To help you with this, I will share with you my salesperson’s bill of rights:

  1. Have trust. It is not difficult to see when there is no trust in the call. The body language and tonality of the prospect will give them away.
  2. Get qualifications. Unless prospects can prove they have a real need for what I sell, have money to pay for it, and can make a decision about buying it, I start ending the call.
  3. Don't waste time. If the prospect won’t give me the time needed to rightfully assess the fit of my product, then what’s the point? I ask to reschedule or end it all together.
  4. No free consulting. Prospects want to know what you know because it has real value, but they don’t want to pay for it. If you are going to present your intellectual property to a prospect, make sure they commit to buying it if they like what you have and can afford it.

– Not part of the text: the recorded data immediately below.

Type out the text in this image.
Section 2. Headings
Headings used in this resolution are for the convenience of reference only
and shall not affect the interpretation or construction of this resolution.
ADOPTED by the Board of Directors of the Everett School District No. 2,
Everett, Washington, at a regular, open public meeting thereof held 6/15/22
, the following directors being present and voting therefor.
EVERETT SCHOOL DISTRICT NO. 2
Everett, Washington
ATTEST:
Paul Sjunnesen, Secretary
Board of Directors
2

  5. No chasing. Prospects need to give me clear next steps at the end of the sales call if they are going to remain in my pipeline. They will agree to schedule another meeting to continue the evaluation of my service, they will tell me they want to buy it, or they will tell me they don’t want it. But they can’t tell me to “call me in a week after I have thought about it.”

I have other rules in my bill of rights, but hopefully what you have read will help you build your own bill of rights. If you make good rules that prospects must follow in order to have your product or service, and then be disciplined in adhering to those rules, you will have made a big step toward professional selling. You will be facing your prospects eye to eye, which is how professionals do business.